Similarly, Daredevil, another Marvel venture through Netflix, has darker undertones than other superhero projects, though he falls into a more traditional form than Jones. However, he is neither wholly good nor evil. Instead, he exists as someone New York City demands. 

"Matt Murdock is the kind of hero that environment now needs: the first street-level hero willing to get his hands dirty," Kwame Opam wrote for the Verge. "And the blood he and those around him spill is a constant reminder of how morally compromised his part of the city has become. This is what the world is like with superheroes in it. This is how things go too far."

There is no indication that Marvel movies — and more broadly, superhero franchises — will follow Netflix's example. When they have in the past, it's been with the wrong character. Zach Snyder took criticism for his dark depiction of Superman in Man of Steel, since Clark Kent is a character mainly associated with hope. (His symbol literally means hope in his home of Krypton.) 

Instead, if we're to believe Gunn's suspicions, superhero franchises will lean toward the example set by Deadpool. Already, rumors are stirring that the next Wolverine standalone film will now be an R-rated venture, even though no Wolverine or X-Men film has rated above PG-13 before.  

The fact is that other superhero franchises would likely fail if they use Deadpool as a model for success.
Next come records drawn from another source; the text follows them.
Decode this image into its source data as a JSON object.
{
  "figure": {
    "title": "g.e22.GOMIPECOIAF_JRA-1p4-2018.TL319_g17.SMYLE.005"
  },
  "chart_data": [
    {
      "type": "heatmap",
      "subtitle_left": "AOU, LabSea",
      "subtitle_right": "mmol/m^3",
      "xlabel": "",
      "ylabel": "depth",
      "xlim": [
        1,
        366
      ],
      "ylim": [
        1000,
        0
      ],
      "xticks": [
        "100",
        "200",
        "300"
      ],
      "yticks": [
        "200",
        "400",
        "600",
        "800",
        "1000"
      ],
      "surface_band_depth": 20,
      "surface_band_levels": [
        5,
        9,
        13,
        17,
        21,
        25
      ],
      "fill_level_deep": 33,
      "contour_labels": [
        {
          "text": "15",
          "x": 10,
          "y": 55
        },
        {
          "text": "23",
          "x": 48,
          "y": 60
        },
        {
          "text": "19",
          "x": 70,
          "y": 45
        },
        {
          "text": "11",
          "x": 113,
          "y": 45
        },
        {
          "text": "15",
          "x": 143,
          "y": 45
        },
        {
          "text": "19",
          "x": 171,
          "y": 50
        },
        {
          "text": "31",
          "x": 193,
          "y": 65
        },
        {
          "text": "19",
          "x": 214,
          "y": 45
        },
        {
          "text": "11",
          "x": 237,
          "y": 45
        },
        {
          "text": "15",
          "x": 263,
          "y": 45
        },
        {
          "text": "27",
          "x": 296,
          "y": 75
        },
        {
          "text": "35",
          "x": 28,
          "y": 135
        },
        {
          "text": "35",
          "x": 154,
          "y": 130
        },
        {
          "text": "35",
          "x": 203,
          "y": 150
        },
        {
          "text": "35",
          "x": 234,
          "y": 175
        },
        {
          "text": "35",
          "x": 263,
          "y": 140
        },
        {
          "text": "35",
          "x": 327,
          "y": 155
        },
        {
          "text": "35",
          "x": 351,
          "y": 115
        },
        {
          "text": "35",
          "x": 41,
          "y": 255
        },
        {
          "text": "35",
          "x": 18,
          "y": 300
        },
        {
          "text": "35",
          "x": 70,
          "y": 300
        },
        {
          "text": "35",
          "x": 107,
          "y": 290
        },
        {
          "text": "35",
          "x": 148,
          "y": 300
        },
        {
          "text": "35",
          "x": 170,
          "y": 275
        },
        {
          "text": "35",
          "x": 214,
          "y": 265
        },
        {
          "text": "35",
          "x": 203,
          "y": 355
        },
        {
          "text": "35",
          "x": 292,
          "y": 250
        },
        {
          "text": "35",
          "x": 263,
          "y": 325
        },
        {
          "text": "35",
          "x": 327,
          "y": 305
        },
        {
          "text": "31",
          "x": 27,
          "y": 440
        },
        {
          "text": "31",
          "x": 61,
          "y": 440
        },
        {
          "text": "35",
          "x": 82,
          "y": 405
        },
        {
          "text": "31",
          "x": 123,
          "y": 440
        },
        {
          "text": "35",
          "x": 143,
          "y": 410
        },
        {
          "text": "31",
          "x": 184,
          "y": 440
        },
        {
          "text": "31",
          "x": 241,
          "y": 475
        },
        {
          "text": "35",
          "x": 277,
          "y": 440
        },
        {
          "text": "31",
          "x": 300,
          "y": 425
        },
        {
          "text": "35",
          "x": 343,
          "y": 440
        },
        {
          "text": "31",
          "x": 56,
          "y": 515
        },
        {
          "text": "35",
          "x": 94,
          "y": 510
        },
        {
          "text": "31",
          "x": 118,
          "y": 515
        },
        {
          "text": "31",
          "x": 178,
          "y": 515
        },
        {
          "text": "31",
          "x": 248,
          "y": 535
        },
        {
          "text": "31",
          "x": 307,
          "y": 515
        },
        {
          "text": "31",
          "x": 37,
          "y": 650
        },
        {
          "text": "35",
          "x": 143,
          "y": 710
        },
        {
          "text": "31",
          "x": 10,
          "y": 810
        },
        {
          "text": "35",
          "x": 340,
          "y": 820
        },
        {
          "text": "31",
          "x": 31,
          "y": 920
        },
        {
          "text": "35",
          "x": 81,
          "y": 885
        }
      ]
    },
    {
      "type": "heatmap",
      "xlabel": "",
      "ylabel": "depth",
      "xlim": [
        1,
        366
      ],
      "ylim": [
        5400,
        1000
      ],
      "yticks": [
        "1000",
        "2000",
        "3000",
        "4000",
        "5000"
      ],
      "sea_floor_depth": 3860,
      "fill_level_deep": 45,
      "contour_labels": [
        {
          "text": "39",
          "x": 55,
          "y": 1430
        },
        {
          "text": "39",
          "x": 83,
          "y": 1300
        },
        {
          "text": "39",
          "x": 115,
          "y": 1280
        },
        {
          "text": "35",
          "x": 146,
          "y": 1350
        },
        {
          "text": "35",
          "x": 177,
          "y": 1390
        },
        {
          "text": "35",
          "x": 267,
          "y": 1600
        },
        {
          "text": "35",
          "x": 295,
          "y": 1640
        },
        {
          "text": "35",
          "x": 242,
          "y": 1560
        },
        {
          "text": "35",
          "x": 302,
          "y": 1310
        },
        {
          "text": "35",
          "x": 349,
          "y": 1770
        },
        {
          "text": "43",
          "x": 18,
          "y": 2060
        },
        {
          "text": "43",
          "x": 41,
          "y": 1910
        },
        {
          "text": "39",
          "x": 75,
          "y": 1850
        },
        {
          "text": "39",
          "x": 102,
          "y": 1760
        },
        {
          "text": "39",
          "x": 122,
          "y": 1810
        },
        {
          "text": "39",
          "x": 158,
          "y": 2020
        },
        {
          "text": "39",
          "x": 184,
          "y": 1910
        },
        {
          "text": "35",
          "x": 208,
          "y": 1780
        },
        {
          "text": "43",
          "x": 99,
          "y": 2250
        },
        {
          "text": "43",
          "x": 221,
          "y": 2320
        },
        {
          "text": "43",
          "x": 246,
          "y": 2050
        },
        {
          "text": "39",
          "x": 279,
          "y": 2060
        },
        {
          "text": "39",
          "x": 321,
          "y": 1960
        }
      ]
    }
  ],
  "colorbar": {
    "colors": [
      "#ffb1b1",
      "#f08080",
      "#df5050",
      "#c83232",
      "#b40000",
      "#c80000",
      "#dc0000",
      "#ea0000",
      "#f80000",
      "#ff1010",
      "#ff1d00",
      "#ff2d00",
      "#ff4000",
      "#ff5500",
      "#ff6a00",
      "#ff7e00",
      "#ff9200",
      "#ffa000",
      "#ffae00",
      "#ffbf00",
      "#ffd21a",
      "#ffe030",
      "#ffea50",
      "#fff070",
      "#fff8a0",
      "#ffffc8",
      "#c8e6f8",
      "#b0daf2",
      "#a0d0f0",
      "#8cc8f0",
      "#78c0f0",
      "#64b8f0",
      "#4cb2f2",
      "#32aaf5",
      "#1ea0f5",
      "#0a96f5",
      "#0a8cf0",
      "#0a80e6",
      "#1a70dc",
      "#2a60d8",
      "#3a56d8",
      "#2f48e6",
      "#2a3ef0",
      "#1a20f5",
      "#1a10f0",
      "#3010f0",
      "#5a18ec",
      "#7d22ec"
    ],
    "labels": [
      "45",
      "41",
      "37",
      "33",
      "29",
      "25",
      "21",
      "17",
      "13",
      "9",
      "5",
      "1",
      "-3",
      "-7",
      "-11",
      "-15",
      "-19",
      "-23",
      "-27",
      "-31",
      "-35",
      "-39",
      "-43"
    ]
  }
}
The movie is great, and very well-received, but the character is a very unique outlier. You can't transpose his characteristics, such as the self-awareness that he is within a comic book or his sadistic enjoyment of killing bad guys, onto other, traditional superheros without creating a disingenuous hybrid. That is, in part, why Deadpool is such a popular character for comic book readers. No other hero is like him, and he evolved over time with several iterations of the character.

"Even if you don't read Deadpool comics religiously or subscribe to his sense of humor, you can still appreciate the way the character has evolved throughout the years," Alex Abad-Santos wrote for Vox. "That type of evolution for any kind of fictional character — the ability for different writers and artists to interpret the character and push him to be better over a continuous 25-year narrative — is typically only possible in the comic books." 

Unfortunately, given Hollywood's obsession with spinoffs, sequels and reboots, we can still expect them to try — and subsequently fail.